Un groupe de personnes se tient devant le Palais fédéral avec une grande banderole rouge portant l’inscription «Non à la loi qui baisse les salaires!» ainsi que des affiches en trois langues portant le même message; plusieurs lèvent le poing en signe de protestation.
Ensemble contre les baisses de salaire: Unia de dresse résolument contre l’attaque du Parlement contre les salaires minimums cantonaux et communaux. Photo: Manu Friederich
Le Parlement veut remettre en cause les salaires minimums cantonaux et communaux. Après le Conseil national, le Conseil des États a validé aujourd’hui un projet dans ce sens. Nous ne les laisserons pas faire! Si le Parlement vote une telle loi, Unia devra lancer un référendum.

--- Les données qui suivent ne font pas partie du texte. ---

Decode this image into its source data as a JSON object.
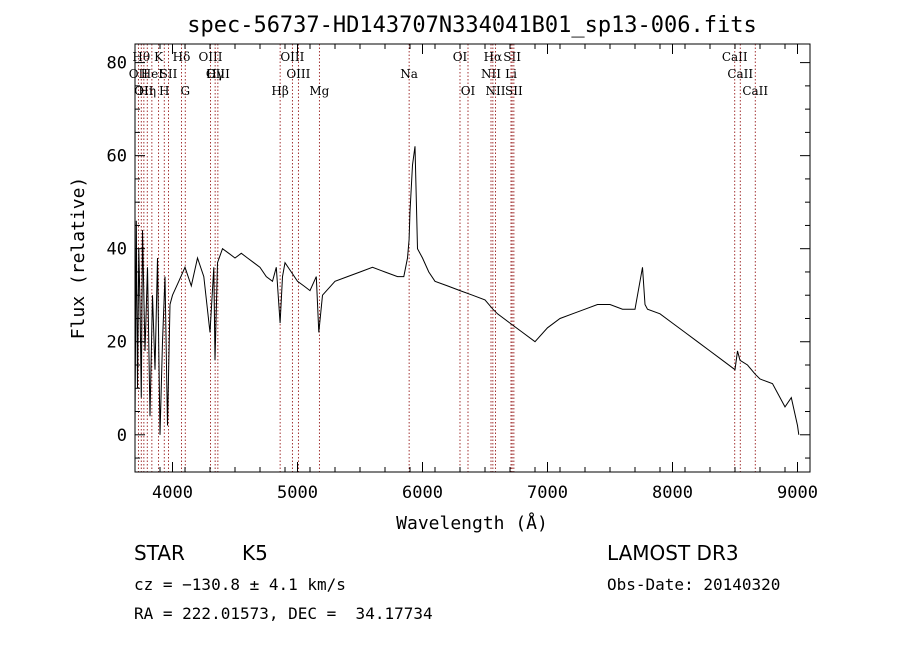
{
  "chart_data": {
    "type": "line",
    "title": "spec-56737-HD143707N334041B01_sp13-006.fits",
    "xlabel": "Wavelength (Å)",
    "ylabel": "Flux (relative)",
    "xlim": [
      3700,
      9100
    ],
    "ylim": [
      -8,
      84
    ],
    "xticks": [
      4000,
      5000,
      6000,
      7000,
      8000,
      9000
    ],
    "yticks": [
      0,
      20,
      40,
      60,
      80
    ],
    "grid": false,
    "line_color": "#000000",
    "marker_color": "#8b0000",
    "series": [
      {
        "x": [
          3700,
          3710,
          3720,
          3730,
          3740,
          3750,
          3760,
          3780,
          3800,
          3820,
          3840,
          3860,
          3880,
          3900,
          3920,
          3940,
          3960,
          3980,
          4000,
          4050,
          4100,
          4150,
          4200,
          4250,
          4300,
          4330,
          4340,
          4360,
          4400,
          4450,
          4500,
          4550,
          4600,
          4650,
          4700,
          4750,
          4800,
          4830,
          4861,
          4880,
          4900,
          4950,
          5000,
          5050,
          5100,
          5150,
          5170,
          5200,
          5300,
          5400,
          5500,
          5600,
          5700,
          5800,
          5850,
          5880,
          5893,
          5900,
          5920,
          5940,
          5960,
          6000,
          6050,
          6100,
          6200,
          6300,
          6400,
          6500,
          6563,
          6600,
          6700,
          6800,
          6900,
          7000,
          7100,
          7200,
          7300,
          7400,
          7500,
          7600,
          7700,
          7760,
          7780,
          7800,
          7900,
          8000,
          8100,
          8200,
          8300,
          8400,
          8500,
          8520,
          8540,
          8600,
          8662,
          8700,
          8800,
          8900,
          8950,
          9000,
          9010
        ],
        "y": [
          2,
          46,
          10,
          40,
          28,
          8,
          44,
          18,
          36,
          4,
          30,
          14,
          38,
          0,
          20,
          34,
          2,
          28,
          30,
          33,
          36,
          32,
          38,
          34,
          22,
          36,
          16,
          37,
          40,
          39,
          38,
          39,
          38,
          37,
          36,
          34,
          33,
          36,
          24,
          34,
          37,
          35,
          33,
          32,
          31,
          34,
          22,
          30,
          33,
          34,
          35,
          36,
          35,
          34,
          34,
          38,
          42,
          48,
          58,
          62,
          40,
          38,
          35,
          33,
          32,
          31,
          30,
          29,
          27,
          26,
          24,
          22,
          20,
          23,
          25,
          26,
          27,
          28,
          28,
          27,
          27,
          36,
          28,
          27,
          26,
          24,
          22,
          20,
          18,
          16,
          14,
          18,
          16,
          15,
          13,
          12,
          11,
          6,
          8,
          2,
          0
        ]
      }
    ],
    "lines": [
      {
        "x": 3727,
        "label": "OII",
        "row": 1
      },
      {
        "x": 3750,
        "label": "Hθ",
        "row": 0
      },
      {
        "x": 3771,
        "label": "OII",
        "row": 2
      },
      {
        "x": 3798,
        "label": "Hη",
        "row": 2
      },
      {
        "x": 3835,
        "label": "HeI",
        "row": 1
      },
      {
        "x": 3889,
        "label": "K",
        "row": 0
      },
      {
        "x": 3934,
        "label": "H",
        "row": 2
      },
      {
        "x": 3968,
        "label": "SII",
        "row": 1
      },
      {
        "x": 4072,
        "label": "Hδ",
        "row": 0
      },
      {
        "x": 4102,
        "label": "G",
        "row": 2
      },
      {
        "x": 4304,
        "label": "OIII",
        "row": 0
      },
      {
        "x": 4341,
        "label": "Hγ",
        "row": 1
      },
      {
        "x": 4363,
        "label": "OIII",
        "row": 1
      },
      {
        "x": 4861,
        "label": "Hβ",
        "row": 2
      },
      {
        "x": 4959,
        "label": "OIII",
        "row": 0
      },
      {
        "x": 5007,
        "label": "OIII",
        "row": 1
      },
      {
        "x": 5175,
        "label": "Mg",
        "row": 2
      },
      {
        "x": 5893,
        "label": "Na",
        "row": 1
      },
      {
        "x": 6300,
        "label": "OI",
        "row": 0
      },
      {
        "x": 6364,
        "label": "OI",
        "row": 2
      },
      {
        "x": 6548,
        "label": "NII",
        "row": 1
      },
      {
        "x": 6563,
        "label": "Hα",
        "row": 0
      },
      {
        "x": 6584,
        "label": "NII",
        "row": 2
      },
      {
        "x": 6708,
        "label": "Li",
        "row": 1
      },
      {
        "x": 6717,
        "label": "SII",
        "row": 0
      },
      {
        "x": 6731,
        "label": "SII",
        "row": 2
      },
      {
        "x": 8498,
        "label": "CaII",
        "row": 0
      },
      {
        "x": 8542,
        "label": "CaII",
        "row": 1
      },
      {
        "x": 8662,
        "label": "CaII",
        "row": 2
      }
    ]
  },
  "info": {
    "class": "STAR",
    "subclass": "K5",
    "survey": "LAMOST DR3",
    "cz": "cz = −130.8 ± 4.1 km/s",
    "obs_date": "Obs-Date: 20140320",
    "coords": "RA = 222.01573, DEC =  34.17734"
  }
}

Le Parlement débat actuellement d’une loi nationale qui dynamiterait les salaires minimums cantonaux et communaux. Dans le pire des cas, des milliers de salarié-e-s perdraient des centaines de francs de rémunération d’un coup. La mesure frapperait justement celles et ceux dont les salaires sont déjà modestes, notamment dans l’hôtellerie-restauration, le nettoyage et la coiffure.

Le Parlement envisage de s’affranchir de la Constitution

Après le Conseil national, le Conseil des États a débattu de ce projet. Si les plans du Conseil des États sont légèrement différents, les problèmes restent les mêmes: les deux projets consistent à empêcher les cantons et les communes d’instaurer des salaires minimums afin de combattre le phénomène de pauvreté malgré le fait d’avoir un travail, cette tâche incombe pourtant aux cantons et aux communes. En d’autres termes, les projets du Parlement sont non seulement antisociaux, mais contreviennent aussi clairement à la Constitution.

Protéger les salaires, s’il le faut par référendum

Si le Parlement vote une telle loi qui torpille les salaires minimums cantonaux et communaux, alors un référendum s’imposera et Unia le soutiendra activement. Les dés sont jetés et les personnes qui souhaitent aider à se battre contre ces baisses de salaire peuvent d’ores et déjà s’engager à soutenir le référendum.

Si le Parlement adopte cette loi, nous devrons lancer un référendum.

Ensemble contre les baisses de salaires

Le Parlement débattra la prochaine fois de la loi qui baisse les salaires au mois de juin, lors de la session d’été. Les choses pourront aller très vite ensuite: lancer un référendum suppose de récolter 50 000 signatures en 100 jours. C’est la raison pour laquelle il est important que beaucoup de monde soit dès à présent prêt à signer. Ensemble nous pourrons éviter des baisses de salaire et repousser les attaques contre les salaires minimums démocratiquement votés dans les villes et les cantons.